Publié le 2024-12-07 00:00:00. Alors que le retrait des Casques bleus irlandais du sud du Liban est prévu pour 2025, une vive inquiétude monte parmi les populations locales, qui craignent une recrudescence des agressions israéliennes et une aggravation de l’instabilité régionale.
- Les maires des villages de la zone d’opération irlandaise expriment une peur généralisée d’une intensification des actions militaires israéliennes après le départ de la Force intérimaire des Nations Unies au Liban (FINUL).
- La population locale voit les soldats irlandais, présents depuis 1978, comme faisant partie intégrante de leur communauté et redoute l’absence de « témoins » en cas de nouvelles violences.
- Le retrait de la FINUL, soutenu par le Conseil de sécurité de l’ONU sous pression américaine et israélienne, est perçu par certains comme le prélude à une nouvelle guerre.
Le lieutenant-colonel Edward McDonagh, à la tête du bataillon irlandais de la FINUL, a rapporté que les élus locaux lui ont fait part d’une préoccupation unanime : le départ des forces de maintien de la paix pourrait enhardir le mouvement des Forces de défense israéliennes. Ces craintes s’appuient sur des violations quotidiennes du cessez-le-feu déjà observées, ainsi que sur la dévastation constatée dans la bande de Gaza, qui nourrit la peur d’opérations israéliennes similaires au Liban.
Khalil El Debek, maire de Kounine, une localité située dans le secteur sous responsabilité irlandaise, ne mâche pas ses mots : « Il n’y aura pas de paix » après le départ des troupes irlandaises.
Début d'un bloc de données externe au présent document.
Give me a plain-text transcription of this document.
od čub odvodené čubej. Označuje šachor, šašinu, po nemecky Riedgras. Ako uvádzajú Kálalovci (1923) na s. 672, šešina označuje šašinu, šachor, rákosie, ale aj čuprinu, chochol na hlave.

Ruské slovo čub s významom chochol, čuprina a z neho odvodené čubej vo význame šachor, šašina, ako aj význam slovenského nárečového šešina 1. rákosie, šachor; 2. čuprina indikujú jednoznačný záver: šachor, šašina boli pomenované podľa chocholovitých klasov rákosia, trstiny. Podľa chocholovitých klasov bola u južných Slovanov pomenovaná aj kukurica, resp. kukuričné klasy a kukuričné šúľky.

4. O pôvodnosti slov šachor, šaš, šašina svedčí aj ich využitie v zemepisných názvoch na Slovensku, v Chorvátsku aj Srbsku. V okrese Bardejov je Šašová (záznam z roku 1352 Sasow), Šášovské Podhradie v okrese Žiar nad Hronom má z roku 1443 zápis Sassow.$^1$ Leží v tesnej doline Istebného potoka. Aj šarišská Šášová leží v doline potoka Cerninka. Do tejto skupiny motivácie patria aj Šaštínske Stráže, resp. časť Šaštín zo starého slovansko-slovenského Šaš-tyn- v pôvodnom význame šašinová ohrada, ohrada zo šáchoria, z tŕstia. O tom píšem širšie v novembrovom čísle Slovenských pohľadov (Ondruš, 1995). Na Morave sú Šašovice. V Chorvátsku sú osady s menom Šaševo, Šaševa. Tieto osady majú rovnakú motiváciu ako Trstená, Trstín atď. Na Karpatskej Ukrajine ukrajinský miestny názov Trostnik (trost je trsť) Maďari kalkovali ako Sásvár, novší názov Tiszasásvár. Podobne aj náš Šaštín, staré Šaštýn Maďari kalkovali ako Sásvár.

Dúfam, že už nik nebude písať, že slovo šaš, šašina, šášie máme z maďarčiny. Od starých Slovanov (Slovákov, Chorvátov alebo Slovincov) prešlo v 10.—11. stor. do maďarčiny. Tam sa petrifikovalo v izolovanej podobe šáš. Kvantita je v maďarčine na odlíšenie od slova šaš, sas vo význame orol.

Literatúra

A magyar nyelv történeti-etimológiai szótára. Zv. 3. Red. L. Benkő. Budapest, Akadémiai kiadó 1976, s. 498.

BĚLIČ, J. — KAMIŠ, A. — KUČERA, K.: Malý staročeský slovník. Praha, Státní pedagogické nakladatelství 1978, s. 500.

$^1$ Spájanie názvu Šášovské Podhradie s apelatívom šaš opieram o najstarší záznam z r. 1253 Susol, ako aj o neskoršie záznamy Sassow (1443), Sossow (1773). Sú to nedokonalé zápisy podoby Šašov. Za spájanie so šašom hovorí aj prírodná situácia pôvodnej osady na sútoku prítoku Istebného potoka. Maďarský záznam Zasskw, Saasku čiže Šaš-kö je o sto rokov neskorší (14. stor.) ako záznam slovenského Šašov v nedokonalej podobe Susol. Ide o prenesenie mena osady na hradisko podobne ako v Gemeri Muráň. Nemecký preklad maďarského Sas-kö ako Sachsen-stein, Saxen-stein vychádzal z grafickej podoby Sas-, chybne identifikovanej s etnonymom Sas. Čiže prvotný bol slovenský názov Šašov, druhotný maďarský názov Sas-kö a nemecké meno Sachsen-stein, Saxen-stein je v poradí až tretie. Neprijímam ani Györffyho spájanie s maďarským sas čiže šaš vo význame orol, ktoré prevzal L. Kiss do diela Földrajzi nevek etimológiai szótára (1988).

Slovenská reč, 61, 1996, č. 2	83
Il souligne le lien fort tissé entre sa population et les soldats irlandais, présents au Liban depuis 1978. « Les gens sont tristes et n’accepteront pas le retrait », a-t-il insisté, ajoutant que cette inquiétude concernait l’ensemble de la FINUL.
Des drapeaux du Hezbollah et des affiches de combattants tombés ornent désormais les rues de Kounine, témoignant de la situation tendue. La ville, qui a subi des attaques aériennes israéliennes, notamment contre une mosquée et des habitations familiales, attend encore le retour d’environ 150 familles déplacées. Le retrait, approuvé en novembre par le Conseil de sécurité de l’ONU, met fin à une mission qui impliquait jusqu’à récemment 10 000 soldats, dont 333 Irlandais, contribuant ainsi à la présence militaire la plus importante de l’Irlande à l’étranger.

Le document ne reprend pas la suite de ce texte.